L’avant-dernier épisode de la série « The Newsroom », réalisé par Aaron Sorkin met en exergue un nouveau type d’applications sur smartphone, un type d’applications qui, en un sens, permet de rendre justice soit même. Dans le cas hypothétique évoqué par l’auteur, un des personnages est victime de viol et voit que l’auteur présumé n’est pas inquiété par les autorités faute de preuve. La victime décide donc de lancer une application qui permet à toutes les victimes de viol de recenser sur une carte leur violeur ainsi qu’une photo et sa description. Un véritable débat est alors ouvert par M. Sorkin qui vient nous demander s’il est envisageable qu’un jour, de telles applications soient créées et si celles-ci sont justifiées.
Pour le réalisateur, la réponse est clairement négative. Bien que ce cas soit totalement fictif mais dont la plausibilité est avérée, on peut aisément le rapprocher d’une application qui existe déjà en Allemagne : Gegen Nazi (Contre Nazi), qui sert à placer sur une carte les manifestants néo-nazis aperçus dans Berlin.

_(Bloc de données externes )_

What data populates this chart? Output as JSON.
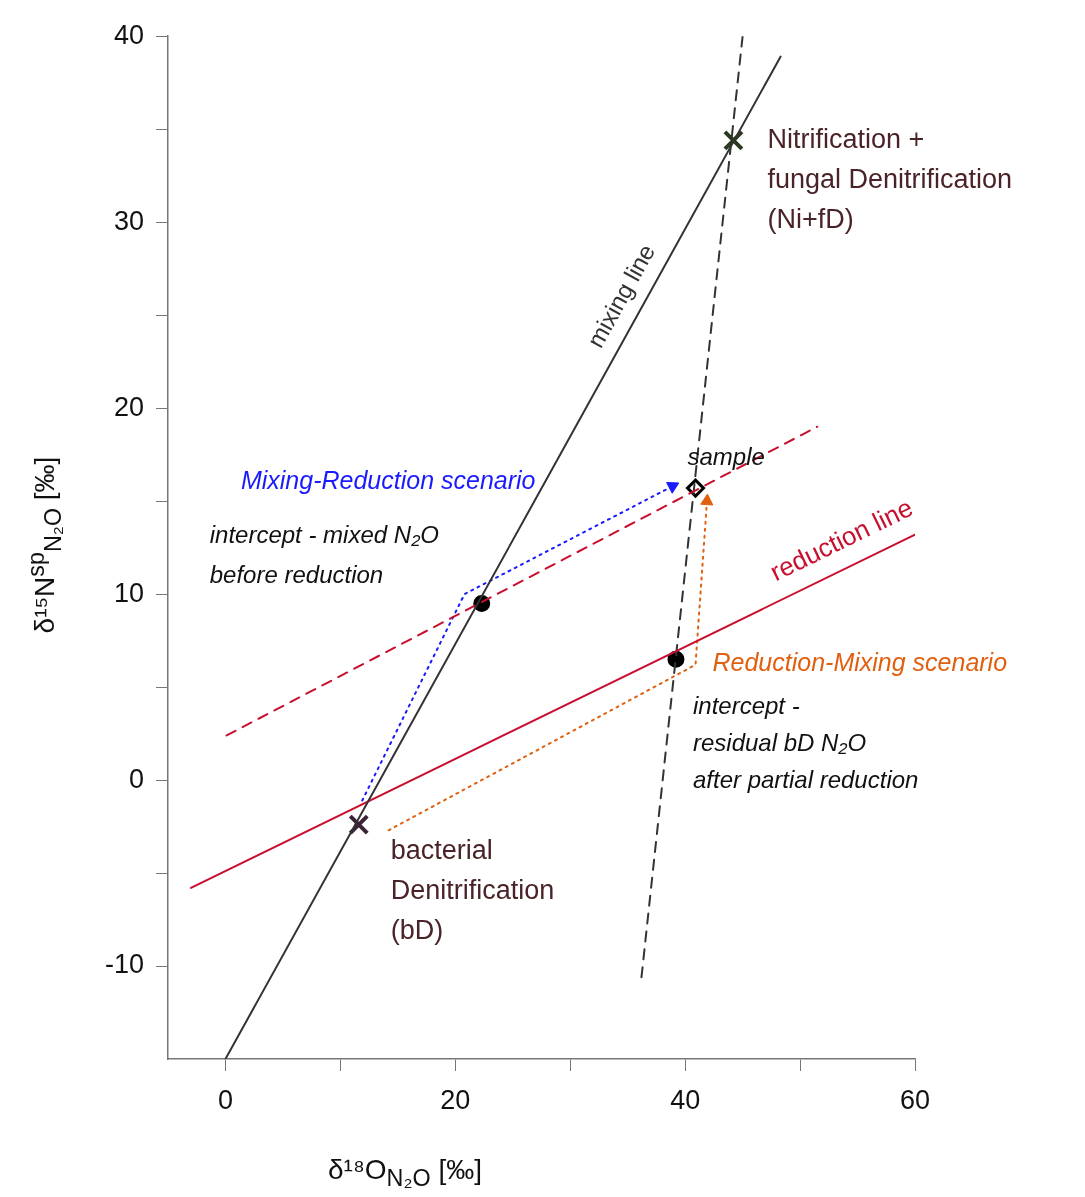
{
  "chart_data": {
    "type": "scatter",
    "xlabel": "δ¹⁸O$_{N₂O}$ [‰]",
    "ylabel": "δ¹⁵N$^{sp}$$_{N₂O}$ [‰]",
    "xlim": [
      -5,
      60
    ],
    "xticks": [
      0,
      {
        "value": 10,
        "label": null
      },
      20,
      {
        "value": 30,
        "label": null
      },
      40,
      {
        "value": 50,
        "label": null
      },
      60
    ],
    "ylim": [
      -15,
      40
    ],
    "yticks": [
      -10,
      {
        "value": -5,
        "label": null
      },
      0,
      {
        "value": 5,
        "label": null
      },
      10,
      {
        "value": 15,
        "label": null
      },
      20,
      {
        "value": 25,
        "label": null
      },
      30,
      {
        "value": 35,
        "label": null
      },
      40
    ],
    "grid": false,
    "legend": false,
    "series": [
      {
        "type": "line",
        "name": "mixing line",
        "color": "#333333",
        "x": [
          0,
          48.3
        ],
        "values": [
          -15,
          38.9
        ],
        "marker": "none",
        "line_style": "solid"
      },
      {
        "type": "line",
        "name": "reduction line",
        "color": "#c8102e",
        "x": [
          -3.0,
          60
        ],
        "values": [
          -5.8,
          13.2
        ],
        "marker": "none",
        "line_style": "solid"
      },
      {
        "type": "line",
        "color": "#c8102e",
        "x": [
          0.1,
          51.5
        ],
        "values": [
          2.4,
          19.0
        ],
        "marker": "none",
        "line_style": "dashed"
      },
      {
        "type": "line",
        "color": "#333333",
        "x": [
          36.2,
          45.0
        ],
        "values": [
          -10.6,
          40
        ],
        "marker": "none",
        "line_style": "dashed"
      },
      {
        "type": "line",
        "name": "Mixing-Reduction scenario",
        "color": "#1a1aff",
        "x": [
          11.9,
          20.8,
          38.9
        ],
        "values": [
          -1.1,
          10.0,
          15.8
        ],
        "line_style": "dotted"
      },
      {
        "type": "line",
        "name": "Reduction-Mixing scenario",
        "color": "#e06010",
        "x": [
          14.2,
          40.9,
          41.9
        ],
        "values": [
          -2.7,
          6.2,
          15.0
        ],
        "line_style": "dotted"
      },
      {
        "color": "#3b2335",
        "x": [
          11.6
        ],
        "values": [
          -2.4
        ],
        "marker": "cross"
      },
      {
        "color": "#2b3a1f",
        "x": [
          44.2
        ],
        "values": [
          34.4
        ],
        "marker": "cross"
      },
      {
        "color": "#000000",
        "x": [
          22.3,
          39.2
        ],
        "values": [
          9.5,
          6.5
        ],
        "marker": "circle"
      },
      {
        "color": "#000000",
        "x": [
          40.9
        ],
        "values": [
          15.7
        ],
        "marker": "diamond"
      }
    ],
    "annotations": [
      {
        "text": "Nitrification +\nfungal Denitrification\n(Ni+fD)",
        "x": 44.2,
        "y": 34.4
      },
      {
        "text": "bacterial\nDenitrification\n(bD)",
        "x": 11.6,
        "y": -2.4
      },
      {
        "text": "sample",
        "x": 40.9,
        "y": 15.7
      },
      {
        "text": "intercept - mixed N₂O\nbefore reduction",
        "x": 22.3,
        "y": 9.5
      },
      {
        "text": "intercept -\nresidual bD N₂O\nafter partial reduction",
        "x": 39.2,
        "y": 6.5
      }
    ]
  }
}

Des raisons de l’émergence de telles applications
L’essor des nouvelles technologies et la montée de l’individualisme a permis à l’individu de se sentir être un véritable acteur de la société globalisée. La multiplication de la sollicitation du public dans les médias de l’information et son appel à contribution par des chaînes telles I-TV et BFMTV légitime d’autant plus l’intervention directe des usagers dans la mise en œuvre d’un service d’intérêt public. Aussi, l’on ne peut que louer les effets d’un tel phénomène lors des printemps Arabes ou bien même lors de la précédente crise ukrainienne. Cependant, dans le cadre de l’information, les contributions des usagers sont parfois à prendre avec des précautions d’interprétation, car ceux ci peuvent être manipulés, les informations peuvent être faussées. En aucun cas, les usagers ne doivent être appelés à contribution dans le cadre de la justice ou d’autres missions régaliennes. Appeler à la dénonciation citoyenne en serait la prochaine étape. Et aussi rapidement, l’on replonge dans les méandres d’une société anti-démocratique, pourtant expérimentée à travers l’Histoire.

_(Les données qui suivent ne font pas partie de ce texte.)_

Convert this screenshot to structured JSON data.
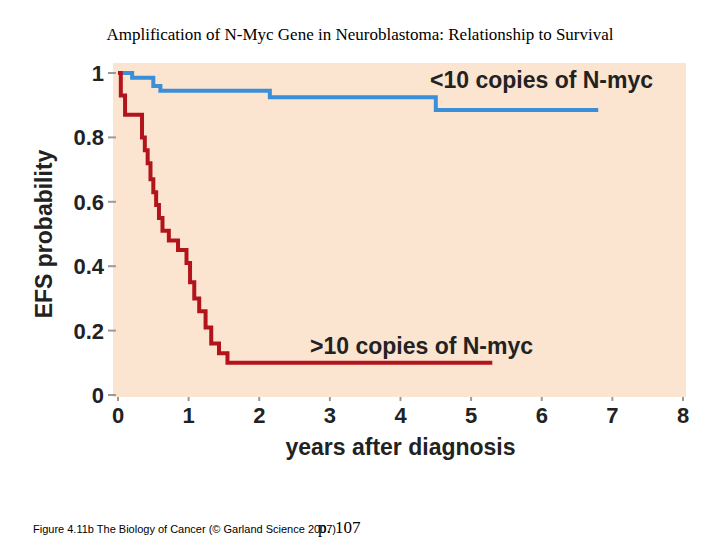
{
  "chart_data": {
    "type": "line",
    "line_style": "step",
    "title": "Amplification of N-Myc Gene in Neuroblastoma: Relationship to Survival",
    "x_label": "years after diagnosis",
    "y_label": "EFS probability",
    "footer": "Figure 4.11b  The Biology of Cancer (© Garland Science 2007)",
    "page": "p. 107",
    "xlim": [
      0,
      8
    ],
    "xticks": [
      0,
      1,
      2,
      3,
      4,
      5,
      6,
      7,
      8
    ],
    "ylim": [
      0,
      1
    ],
    "yticks": [
      0,
      0.2,
      0.4,
      0.6,
      0.8,
      1
    ],
    "grid": false,
    "series": [
      {
        "name": "<10 copies of N-myc",
        "color": "#3b8fd8",
        "x": [
          0,
          0.2,
          0.5,
          0.6,
          2.15,
          4.5,
          6.8
        ],
        "values": [
          1,
          0.985,
          0.96,
          0.945,
          0.925,
          0.885,
          0.885
        ]
      },
      {
        "name": ">10 copies of N-myc",
        "color": "#b3141c",
        "x": [
          0,
          0.04,
          0.1,
          0.34,
          0.38,
          0.42,
          0.46,
          0.5,
          0.54,
          0.58,
          0.63,
          0.72,
          0.85,
          0.97,
          1.02,
          1.08,
          1.15,
          1.24,
          1.32,
          1.43,
          1.55,
          5.3
        ],
        "values": [
          1,
          0.93,
          0.87,
          0.8,
          0.76,
          0.72,
          0.67,
          0.63,
          0.59,
          0.55,
          0.51,
          0.48,
          0.45,
          0.41,
          0.35,
          0.3,
          0.26,
          0.21,
          0.16,
          0.13,
          0.1,
          0.1
        ]
      }
    ]
  }
}
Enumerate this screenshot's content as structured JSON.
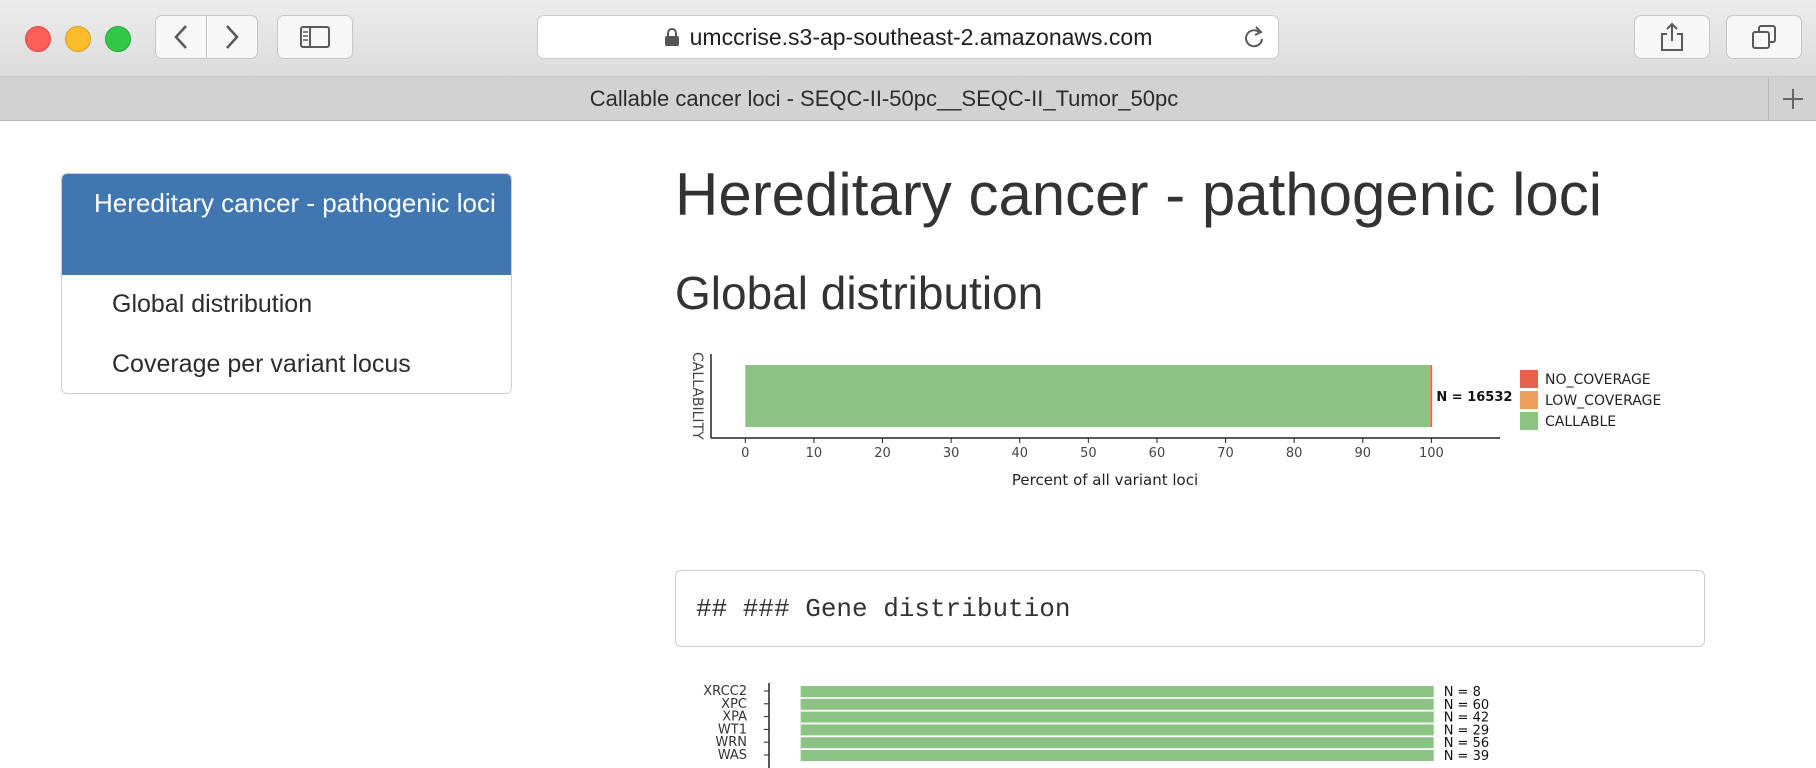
{
  "browser": {
    "url": "umccrise.s3-ap-southeast-2.amazonaws.com",
    "tab_title": "Callable cancer loci - SEQC-II-50pc__SEQC-II_Tumor_50pc"
  },
  "toc": {
    "active": "Hereditary cancer - pathogenic loci",
    "items": [
      "Global distribution",
      "Coverage per variant locus"
    ]
  },
  "page": {
    "title": "Hereditary cancer - pathogenic loci",
    "section_global": "Global distribution",
    "code_block": "## ### Gene distribution"
  },
  "chart_data": [
    {
      "type": "bar",
      "orientation": "horizontal",
      "stacked": true,
      "ylabel": "CALLABILITY",
      "xlabel": "Percent of all variant loci",
      "x_ticks": [
        0,
        10,
        20,
        30,
        40,
        50,
        60,
        70,
        80,
        90,
        100
      ],
      "xlim": [
        -5,
        110
      ],
      "categories": [
        ""
      ],
      "series": [
        {
          "name": "CALLABLE",
          "color": "#8bc382",
          "values": [
            99.8
          ]
        },
        {
          "name": "LOW_COVERAGE",
          "color": "#f0a05e",
          "values": [
            0.1
          ]
        },
        {
          "name": "NO_COVERAGE",
          "color": "#e8614a",
          "values": [
            0.1
          ]
        }
      ],
      "annotation": "N = 16532",
      "legend": "right"
    },
    {
      "type": "bar",
      "orientation": "horizontal",
      "stacked": true,
      "categories": [
        "XRCC2",
        "XPC",
        "XPA",
        "WT1",
        "WRN",
        "WAS"
      ],
      "series": [
        {
          "name": "CALLABLE",
          "color": "#8bc382",
          "values": [
            100,
            100,
            100,
            100,
            100,
            100
          ]
        }
      ],
      "annotations": [
        "N = 8",
        "N = 60",
        "N = 42",
        "N = 29",
        "N = 56",
        "N = 39"
      ]
    }
  ]
}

Des débordements probables liés à ces applications
Dans le cadre de l’exemple hypothétique de M. Sorkin, l’application peut aisément être utilisée à des fins de vengeance par des personnes malveillantes. Il s’agirait ici d’un véritable outil de diffamation et de blâme public. Cette théorie est aussi plausible dans le cadre de l’application « Gegen Nazi », où par vengeance une personne pourrait identifier une autre personne comme « Nazie » et sa localisation. Il est aussi envisageable que des individus excédés par la montée du néo-nazisme viennent à organiser des traques, voire des « milices » urbaines. Dans ce cas, l’application aura été à la racine de troubles graves à l’ordre public. On pourrait aisément imaginer tous types de dérives de l’usage de telles applications mais il apparaît être une constante que ces applications ont une forte propension à aller à l’encontre des principes fondamentaux de notre droit, pourtant construit depuis plus de 2000 ans.

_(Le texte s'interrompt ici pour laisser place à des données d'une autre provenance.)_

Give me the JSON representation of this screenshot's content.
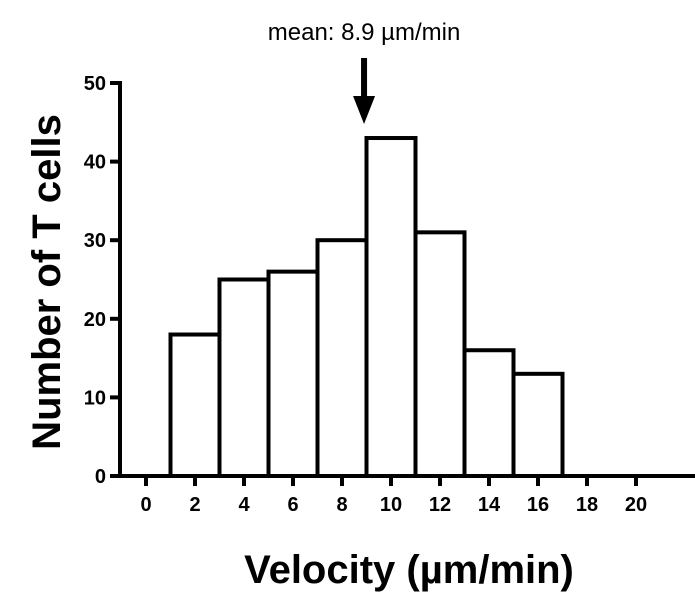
{
  "chart_data": {
    "type": "bar",
    "title": "",
    "xlabel": "Velocity (µm/min)",
    "ylabel": "Number of T cells",
    "bins": [
      {
        "x0": 1,
        "x1": 3,
        "count": 18
      },
      {
        "x0": 3,
        "x1": 5,
        "count": 25
      },
      {
        "x0": 5,
        "x1": 7,
        "count": 26
      },
      {
        "x0": 7,
        "x1": 9,
        "count": 30
      },
      {
        "x0": 9,
        "x1": 11,
        "count": 43
      },
      {
        "x0": 11,
        "x1": 13,
        "count": 31
      },
      {
        "x0": 13,
        "x1": 15,
        "count": 16
      },
      {
        "x0": 15,
        "x1": 17,
        "count": 13
      }
    ],
    "x_ticks": [
      "0",
      "2",
      "4",
      "6",
      "8",
      "10",
      "12",
      "14",
      "16",
      "18",
      "20"
    ],
    "y_ticks": [
      "0",
      "10",
      "20",
      "30",
      "40",
      "50"
    ],
    "xlim": [
      -1,
      23
    ],
    "ylim": [
      0,
      50
    ],
    "grid": false,
    "bar_fill": "#ffffff",
    "bar_stroke": "#000000",
    "annotation": {
      "text": "mean: 8.9 µm/min",
      "x": 8.9,
      "icon": "down-arrow-icon"
    }
  }
}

De la nécessité d’un contrôle strict des ces applications
Avec l’abandon de la justice privée que l’on peut retracer à approximativement -1730 Avant JC avec l’établissement du Code des Hammurabi du Royaume de Babylone, la présomption d’innocence sont les concepts fondateurs du droit, donc d’une société, comme le rappelle J.J Rousseau dans son ouvrage « Du contrat social ».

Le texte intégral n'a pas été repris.